Una de las personas que optó por montar su albergue en la calle fue Marioxis Rodríguez, una venezolana que llegó hace ocho meses a Pereira y estaba administrando la residencia La Libertad, uno de los hospedajes temporales que había en esta zona central. La estructura quedó desplomada por completo.

“Con las poquitas cosas que logramos sacar de la pensión, que fue ropa y cobijas, montamos albergue acá en el parque todos los de la pensión, porque nos quedamos sin nada”, relató esta mujer, quien se ubicó en una de las zonas verdes del Parque La Libertad en compañía de sus cinco hijos.

Junto con ella había una mujer, adulta mayor, en compañía de su hija con discapacidad y decenas de niños recorriendo este parque, rodeado por decenas de edificaciones colapsadas o seriamente agrietadas por el sismo. Esta mujer indicó que, por estar en un albergue informal, la comida no les ha faltado.

“Acá nos han dado comida y no hemos pasado necesidad, más allá de tenernos que quedar en la calle”, aseguró.

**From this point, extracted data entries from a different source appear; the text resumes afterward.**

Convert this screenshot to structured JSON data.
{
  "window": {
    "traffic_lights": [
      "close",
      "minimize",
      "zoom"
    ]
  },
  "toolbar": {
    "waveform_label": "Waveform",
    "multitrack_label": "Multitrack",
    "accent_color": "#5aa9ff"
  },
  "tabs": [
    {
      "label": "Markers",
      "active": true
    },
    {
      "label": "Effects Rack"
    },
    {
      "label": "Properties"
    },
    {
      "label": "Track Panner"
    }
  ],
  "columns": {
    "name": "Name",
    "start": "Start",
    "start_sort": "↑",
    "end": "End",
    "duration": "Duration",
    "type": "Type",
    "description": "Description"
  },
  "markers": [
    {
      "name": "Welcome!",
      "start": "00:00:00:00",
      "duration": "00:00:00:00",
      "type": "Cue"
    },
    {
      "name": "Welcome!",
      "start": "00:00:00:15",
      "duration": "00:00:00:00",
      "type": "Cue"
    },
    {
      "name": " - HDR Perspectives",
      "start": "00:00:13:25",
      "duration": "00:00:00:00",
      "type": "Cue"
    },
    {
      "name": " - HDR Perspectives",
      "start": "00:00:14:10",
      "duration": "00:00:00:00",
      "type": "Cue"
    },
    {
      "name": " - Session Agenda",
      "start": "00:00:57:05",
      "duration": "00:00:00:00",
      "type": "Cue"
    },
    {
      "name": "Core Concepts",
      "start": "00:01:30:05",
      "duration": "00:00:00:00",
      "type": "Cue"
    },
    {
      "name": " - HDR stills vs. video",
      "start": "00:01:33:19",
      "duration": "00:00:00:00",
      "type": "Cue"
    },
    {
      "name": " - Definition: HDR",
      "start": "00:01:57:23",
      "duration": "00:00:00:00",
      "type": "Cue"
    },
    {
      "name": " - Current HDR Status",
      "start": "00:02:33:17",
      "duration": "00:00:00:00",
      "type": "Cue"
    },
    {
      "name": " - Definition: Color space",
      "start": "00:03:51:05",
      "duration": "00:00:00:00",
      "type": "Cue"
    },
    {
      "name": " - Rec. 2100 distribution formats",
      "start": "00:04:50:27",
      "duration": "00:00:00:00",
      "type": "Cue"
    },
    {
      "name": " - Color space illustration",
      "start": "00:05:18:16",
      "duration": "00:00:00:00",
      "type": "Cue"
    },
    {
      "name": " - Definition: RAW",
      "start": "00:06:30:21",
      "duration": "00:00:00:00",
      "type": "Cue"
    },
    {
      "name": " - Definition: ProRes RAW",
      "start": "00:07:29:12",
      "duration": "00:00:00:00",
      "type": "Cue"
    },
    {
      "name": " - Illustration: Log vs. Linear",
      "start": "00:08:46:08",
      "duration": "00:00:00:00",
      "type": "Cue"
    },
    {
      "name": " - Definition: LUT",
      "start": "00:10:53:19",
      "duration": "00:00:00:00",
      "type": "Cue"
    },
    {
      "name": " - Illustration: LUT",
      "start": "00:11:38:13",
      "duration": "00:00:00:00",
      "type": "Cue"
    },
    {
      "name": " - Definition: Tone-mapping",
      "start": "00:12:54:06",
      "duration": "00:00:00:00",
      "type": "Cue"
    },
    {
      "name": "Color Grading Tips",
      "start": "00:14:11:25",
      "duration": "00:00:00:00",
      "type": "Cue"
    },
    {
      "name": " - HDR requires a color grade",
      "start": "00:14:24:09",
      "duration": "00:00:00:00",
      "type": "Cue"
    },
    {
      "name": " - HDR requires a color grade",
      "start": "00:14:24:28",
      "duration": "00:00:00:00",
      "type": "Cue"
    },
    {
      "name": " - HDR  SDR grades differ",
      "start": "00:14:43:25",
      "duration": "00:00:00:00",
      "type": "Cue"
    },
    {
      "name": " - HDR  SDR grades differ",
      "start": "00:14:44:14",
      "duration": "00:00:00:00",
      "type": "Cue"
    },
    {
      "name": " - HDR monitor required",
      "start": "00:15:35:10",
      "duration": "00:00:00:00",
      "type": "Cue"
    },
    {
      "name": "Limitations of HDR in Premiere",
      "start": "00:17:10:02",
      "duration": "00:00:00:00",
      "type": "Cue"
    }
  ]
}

Pero quienes se fueron para los albergues oficiales y quienes montaron sus cambuches para tener un hogar, coinciden en que no saben cuántos días se pueden demorar para volver a tener un techo, el cual perdieron por cuenta de este sismo.

“No sabemos hasta cuándo nos vamos a quedar acá, porque no tenemos a nadie más que a nosotros. Igual nos hemos sentido acompañados y apoyados en medio de esta situación tan difícil en la que quedamos”, concluyó Gómez sobre sus expectativas tras esta tragedia.